I’m using a 3 node cluster, where I receive lots of timeout exceptions
java.lang.RuntimeException: java.util.concurrent.TimeoutException
at com.couchbase.client.java.util.Blocking.blockForSingle(Blocking.java:75)
at com.couchbase.client.java.CouchbaseBucket.get(CouchbaseBucket.java:128)
at com.couchbase.client.java.CouchbaseBucket.get(CouchbaseBucket.java:123)
Investigating on the cause there are two things I found that my be different from what they should be:
-
There is one node, whichs disk write queue seems to only grow (currently 623K) but not to decrease
-
On this node the projector seems to run when I check the processes but noting is listening on port 9999 (“netstat -ntpl | grep 9999” returns no result):
ps aux | grep projector
498 18784 0.0 0.0 474172 2880 ? Sl 2015 10:51 /opt/couchbase/bin/projector -kvaddrs=127.0.0.1:11210 -adminport=:9999 127.0.0.1:8091
We are using Cocuhbase 4.0.0-4051 and Java SDK 2.2.4.

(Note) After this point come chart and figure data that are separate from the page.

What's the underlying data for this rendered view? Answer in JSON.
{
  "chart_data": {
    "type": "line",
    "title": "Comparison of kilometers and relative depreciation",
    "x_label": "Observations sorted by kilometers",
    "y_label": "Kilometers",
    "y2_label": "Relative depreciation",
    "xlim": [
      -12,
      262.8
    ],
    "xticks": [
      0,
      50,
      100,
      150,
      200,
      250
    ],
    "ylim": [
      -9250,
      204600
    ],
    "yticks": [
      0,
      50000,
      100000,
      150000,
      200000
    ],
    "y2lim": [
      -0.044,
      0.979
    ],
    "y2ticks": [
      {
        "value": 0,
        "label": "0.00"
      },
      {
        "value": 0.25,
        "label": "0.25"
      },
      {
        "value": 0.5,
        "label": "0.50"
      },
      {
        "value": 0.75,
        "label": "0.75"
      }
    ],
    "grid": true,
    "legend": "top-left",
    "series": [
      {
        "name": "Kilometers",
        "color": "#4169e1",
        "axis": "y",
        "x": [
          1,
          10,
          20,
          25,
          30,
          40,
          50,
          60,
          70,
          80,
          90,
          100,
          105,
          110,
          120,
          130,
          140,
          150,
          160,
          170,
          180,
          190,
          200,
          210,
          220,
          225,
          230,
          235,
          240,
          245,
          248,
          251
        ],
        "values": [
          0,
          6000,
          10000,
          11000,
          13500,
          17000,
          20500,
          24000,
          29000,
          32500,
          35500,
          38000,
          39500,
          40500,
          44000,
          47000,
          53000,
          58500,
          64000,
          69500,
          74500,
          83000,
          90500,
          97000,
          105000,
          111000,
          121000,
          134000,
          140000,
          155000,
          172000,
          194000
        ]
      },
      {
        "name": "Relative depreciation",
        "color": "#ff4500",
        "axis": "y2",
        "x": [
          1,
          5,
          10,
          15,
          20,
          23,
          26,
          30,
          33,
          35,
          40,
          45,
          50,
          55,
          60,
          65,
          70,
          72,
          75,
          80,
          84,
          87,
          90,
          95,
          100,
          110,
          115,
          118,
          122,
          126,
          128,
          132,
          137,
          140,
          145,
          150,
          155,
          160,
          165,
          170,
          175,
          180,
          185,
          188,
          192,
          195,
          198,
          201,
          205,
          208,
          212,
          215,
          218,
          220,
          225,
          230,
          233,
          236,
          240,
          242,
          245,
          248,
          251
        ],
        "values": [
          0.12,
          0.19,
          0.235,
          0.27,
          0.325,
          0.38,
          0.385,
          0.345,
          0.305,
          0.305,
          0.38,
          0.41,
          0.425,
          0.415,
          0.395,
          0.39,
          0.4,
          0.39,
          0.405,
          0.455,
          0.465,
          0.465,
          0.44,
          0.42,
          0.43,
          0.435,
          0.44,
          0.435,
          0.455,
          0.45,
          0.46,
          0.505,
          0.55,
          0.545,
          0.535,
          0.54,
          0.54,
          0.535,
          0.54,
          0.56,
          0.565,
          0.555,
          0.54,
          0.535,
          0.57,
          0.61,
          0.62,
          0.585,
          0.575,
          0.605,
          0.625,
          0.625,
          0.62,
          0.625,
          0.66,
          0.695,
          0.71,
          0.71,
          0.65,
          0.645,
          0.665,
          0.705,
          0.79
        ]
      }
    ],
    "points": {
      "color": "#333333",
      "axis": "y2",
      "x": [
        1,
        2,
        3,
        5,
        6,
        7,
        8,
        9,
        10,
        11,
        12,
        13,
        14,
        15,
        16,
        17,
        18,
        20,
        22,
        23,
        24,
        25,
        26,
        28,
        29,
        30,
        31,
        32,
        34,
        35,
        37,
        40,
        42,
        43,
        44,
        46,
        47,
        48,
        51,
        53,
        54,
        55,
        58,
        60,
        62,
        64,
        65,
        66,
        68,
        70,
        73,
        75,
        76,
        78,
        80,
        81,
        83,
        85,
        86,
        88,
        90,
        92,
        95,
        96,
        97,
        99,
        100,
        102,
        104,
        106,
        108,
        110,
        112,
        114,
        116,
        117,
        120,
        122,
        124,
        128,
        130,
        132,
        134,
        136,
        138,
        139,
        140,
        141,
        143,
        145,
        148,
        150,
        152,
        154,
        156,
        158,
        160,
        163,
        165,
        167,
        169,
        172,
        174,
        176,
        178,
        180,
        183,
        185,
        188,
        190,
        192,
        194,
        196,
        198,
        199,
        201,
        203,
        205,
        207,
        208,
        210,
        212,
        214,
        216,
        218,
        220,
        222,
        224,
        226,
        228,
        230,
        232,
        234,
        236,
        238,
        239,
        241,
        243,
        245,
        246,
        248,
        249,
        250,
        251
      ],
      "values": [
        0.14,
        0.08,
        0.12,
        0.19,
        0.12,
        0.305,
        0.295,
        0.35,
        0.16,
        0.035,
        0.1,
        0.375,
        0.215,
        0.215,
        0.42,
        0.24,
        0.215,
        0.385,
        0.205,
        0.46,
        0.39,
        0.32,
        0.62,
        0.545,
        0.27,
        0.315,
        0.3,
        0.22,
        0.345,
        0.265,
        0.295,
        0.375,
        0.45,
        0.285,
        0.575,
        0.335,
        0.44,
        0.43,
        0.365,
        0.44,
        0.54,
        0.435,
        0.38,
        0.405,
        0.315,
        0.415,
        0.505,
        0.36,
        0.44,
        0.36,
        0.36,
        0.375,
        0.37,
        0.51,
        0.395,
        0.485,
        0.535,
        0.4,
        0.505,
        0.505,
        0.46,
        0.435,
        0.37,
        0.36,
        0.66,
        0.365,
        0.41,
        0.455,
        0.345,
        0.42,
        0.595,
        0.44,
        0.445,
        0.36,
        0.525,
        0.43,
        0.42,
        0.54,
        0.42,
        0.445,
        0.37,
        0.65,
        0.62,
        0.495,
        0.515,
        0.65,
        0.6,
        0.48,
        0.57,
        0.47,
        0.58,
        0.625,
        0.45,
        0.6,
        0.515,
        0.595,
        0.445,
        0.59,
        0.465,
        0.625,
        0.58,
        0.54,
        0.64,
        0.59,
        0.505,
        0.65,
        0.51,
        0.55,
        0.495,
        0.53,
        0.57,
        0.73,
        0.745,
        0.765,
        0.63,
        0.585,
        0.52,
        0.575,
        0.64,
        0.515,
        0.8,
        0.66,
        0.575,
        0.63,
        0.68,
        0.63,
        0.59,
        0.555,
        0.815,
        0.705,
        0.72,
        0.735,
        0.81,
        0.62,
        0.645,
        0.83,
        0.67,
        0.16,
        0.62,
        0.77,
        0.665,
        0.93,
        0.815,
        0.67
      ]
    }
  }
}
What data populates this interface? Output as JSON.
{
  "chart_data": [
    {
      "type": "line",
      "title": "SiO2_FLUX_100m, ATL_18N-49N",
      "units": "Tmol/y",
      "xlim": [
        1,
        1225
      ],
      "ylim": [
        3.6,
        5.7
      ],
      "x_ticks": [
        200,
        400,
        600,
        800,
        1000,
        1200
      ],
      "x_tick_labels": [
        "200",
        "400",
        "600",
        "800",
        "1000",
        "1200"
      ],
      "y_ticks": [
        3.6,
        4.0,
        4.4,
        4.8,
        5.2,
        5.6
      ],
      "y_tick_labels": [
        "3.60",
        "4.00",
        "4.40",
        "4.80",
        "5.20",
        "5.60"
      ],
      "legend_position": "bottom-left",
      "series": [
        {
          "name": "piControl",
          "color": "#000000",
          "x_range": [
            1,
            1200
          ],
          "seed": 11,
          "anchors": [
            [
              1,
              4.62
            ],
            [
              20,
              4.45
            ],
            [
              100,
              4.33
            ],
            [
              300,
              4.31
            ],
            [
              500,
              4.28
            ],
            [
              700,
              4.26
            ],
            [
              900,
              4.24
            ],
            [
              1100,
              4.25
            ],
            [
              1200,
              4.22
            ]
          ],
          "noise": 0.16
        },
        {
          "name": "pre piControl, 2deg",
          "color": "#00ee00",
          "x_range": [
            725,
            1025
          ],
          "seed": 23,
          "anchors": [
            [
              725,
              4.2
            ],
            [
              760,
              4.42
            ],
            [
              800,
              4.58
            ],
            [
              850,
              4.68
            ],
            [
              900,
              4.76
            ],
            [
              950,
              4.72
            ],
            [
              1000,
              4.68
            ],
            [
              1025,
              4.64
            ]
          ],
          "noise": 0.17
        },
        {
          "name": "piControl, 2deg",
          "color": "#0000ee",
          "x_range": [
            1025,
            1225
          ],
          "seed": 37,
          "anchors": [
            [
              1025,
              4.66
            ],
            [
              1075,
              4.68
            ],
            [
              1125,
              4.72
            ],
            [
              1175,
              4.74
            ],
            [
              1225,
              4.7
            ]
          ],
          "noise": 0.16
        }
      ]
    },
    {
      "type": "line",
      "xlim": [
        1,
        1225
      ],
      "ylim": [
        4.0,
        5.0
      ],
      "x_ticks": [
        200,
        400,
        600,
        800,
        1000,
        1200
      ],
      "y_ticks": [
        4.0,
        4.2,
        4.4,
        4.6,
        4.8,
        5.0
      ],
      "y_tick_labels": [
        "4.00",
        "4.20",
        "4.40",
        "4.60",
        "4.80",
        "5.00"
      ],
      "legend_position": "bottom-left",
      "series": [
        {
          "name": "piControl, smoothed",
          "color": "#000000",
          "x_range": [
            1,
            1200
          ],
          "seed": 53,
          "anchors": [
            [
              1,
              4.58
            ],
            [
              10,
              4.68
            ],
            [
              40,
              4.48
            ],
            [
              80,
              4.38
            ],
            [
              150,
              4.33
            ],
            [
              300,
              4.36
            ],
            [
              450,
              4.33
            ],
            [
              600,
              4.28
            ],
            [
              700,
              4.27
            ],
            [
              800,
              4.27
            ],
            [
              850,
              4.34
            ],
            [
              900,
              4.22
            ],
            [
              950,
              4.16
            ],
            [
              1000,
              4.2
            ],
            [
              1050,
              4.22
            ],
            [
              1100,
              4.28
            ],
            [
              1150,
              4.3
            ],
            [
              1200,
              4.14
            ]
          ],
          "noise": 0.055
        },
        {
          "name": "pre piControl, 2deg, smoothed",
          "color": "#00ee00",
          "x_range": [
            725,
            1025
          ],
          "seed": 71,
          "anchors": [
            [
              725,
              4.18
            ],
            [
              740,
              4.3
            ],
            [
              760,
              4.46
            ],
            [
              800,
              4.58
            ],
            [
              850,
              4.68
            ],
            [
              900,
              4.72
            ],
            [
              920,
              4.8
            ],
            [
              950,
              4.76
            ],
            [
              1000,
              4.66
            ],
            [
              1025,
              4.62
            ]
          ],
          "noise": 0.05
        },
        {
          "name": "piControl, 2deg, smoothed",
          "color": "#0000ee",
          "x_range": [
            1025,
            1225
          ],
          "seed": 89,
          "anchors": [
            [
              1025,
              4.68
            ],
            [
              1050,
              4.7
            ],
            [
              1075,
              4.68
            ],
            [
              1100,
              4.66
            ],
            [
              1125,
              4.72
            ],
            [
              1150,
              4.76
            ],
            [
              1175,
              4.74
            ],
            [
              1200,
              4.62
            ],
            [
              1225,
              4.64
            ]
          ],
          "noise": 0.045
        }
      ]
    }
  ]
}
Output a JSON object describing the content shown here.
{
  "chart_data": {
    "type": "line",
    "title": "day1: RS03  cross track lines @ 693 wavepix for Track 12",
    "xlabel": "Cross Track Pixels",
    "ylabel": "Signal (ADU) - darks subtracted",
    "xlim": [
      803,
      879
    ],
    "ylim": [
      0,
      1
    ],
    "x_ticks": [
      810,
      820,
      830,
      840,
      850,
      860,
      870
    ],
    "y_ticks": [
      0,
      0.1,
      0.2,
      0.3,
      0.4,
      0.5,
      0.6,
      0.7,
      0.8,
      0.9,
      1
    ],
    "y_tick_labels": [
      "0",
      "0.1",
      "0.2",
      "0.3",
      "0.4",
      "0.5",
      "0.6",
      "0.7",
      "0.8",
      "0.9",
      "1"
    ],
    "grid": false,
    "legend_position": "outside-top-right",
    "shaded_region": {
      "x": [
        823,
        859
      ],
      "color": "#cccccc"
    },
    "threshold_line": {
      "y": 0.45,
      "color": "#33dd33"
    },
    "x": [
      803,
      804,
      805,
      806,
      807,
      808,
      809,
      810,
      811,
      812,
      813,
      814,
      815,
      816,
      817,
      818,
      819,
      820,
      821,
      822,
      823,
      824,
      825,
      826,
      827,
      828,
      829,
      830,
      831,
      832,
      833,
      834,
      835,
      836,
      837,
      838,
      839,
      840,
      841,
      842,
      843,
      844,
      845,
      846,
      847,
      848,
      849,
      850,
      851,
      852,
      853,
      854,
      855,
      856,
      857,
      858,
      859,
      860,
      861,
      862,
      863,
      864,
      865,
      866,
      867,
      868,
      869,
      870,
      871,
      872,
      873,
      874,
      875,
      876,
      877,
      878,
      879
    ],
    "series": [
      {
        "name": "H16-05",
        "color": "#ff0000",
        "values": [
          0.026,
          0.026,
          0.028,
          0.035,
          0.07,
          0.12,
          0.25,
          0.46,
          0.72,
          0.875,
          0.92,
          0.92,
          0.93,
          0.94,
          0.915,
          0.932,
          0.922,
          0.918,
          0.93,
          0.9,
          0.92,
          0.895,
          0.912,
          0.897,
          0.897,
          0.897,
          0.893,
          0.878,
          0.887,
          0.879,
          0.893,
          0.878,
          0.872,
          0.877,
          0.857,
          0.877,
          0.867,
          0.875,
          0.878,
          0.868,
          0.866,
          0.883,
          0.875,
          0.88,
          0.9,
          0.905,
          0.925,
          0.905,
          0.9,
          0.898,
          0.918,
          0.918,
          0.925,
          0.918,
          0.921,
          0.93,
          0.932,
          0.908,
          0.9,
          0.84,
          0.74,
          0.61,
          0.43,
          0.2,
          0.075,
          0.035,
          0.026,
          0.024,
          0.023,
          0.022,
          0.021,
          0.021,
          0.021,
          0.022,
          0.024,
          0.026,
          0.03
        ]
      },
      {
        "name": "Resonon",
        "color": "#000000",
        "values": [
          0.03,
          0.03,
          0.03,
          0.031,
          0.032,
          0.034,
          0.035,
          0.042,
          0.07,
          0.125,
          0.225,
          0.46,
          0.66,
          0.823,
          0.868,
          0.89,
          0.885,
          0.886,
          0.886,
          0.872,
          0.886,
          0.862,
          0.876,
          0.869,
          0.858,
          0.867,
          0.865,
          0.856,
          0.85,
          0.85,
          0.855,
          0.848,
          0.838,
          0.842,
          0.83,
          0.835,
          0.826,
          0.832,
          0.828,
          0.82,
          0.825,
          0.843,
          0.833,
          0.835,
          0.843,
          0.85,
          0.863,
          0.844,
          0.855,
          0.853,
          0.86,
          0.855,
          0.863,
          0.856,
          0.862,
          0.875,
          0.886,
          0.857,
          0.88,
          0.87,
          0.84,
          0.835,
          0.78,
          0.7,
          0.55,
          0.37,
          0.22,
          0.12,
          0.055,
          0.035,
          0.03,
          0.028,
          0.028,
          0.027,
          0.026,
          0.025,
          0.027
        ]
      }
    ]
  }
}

What I found so far, there should be backoff starting when we reach 1M items in the disk write queue. And if I understood right, removing or manual failover of the node should lead to data loss of those items in the disk write queue as they are not replicated/ persisted now.
Does anyone have recommendations on what I could do to not loose the data in the disk write queue? I could think of removing the node (after being sure not to loose any data) because I want to update to 4.1. anyway.
If the problems may be related to the projector, which is not listening - is there a way to (re)start the projector without data loss and removing the node?
Any help would be greaty appreciated.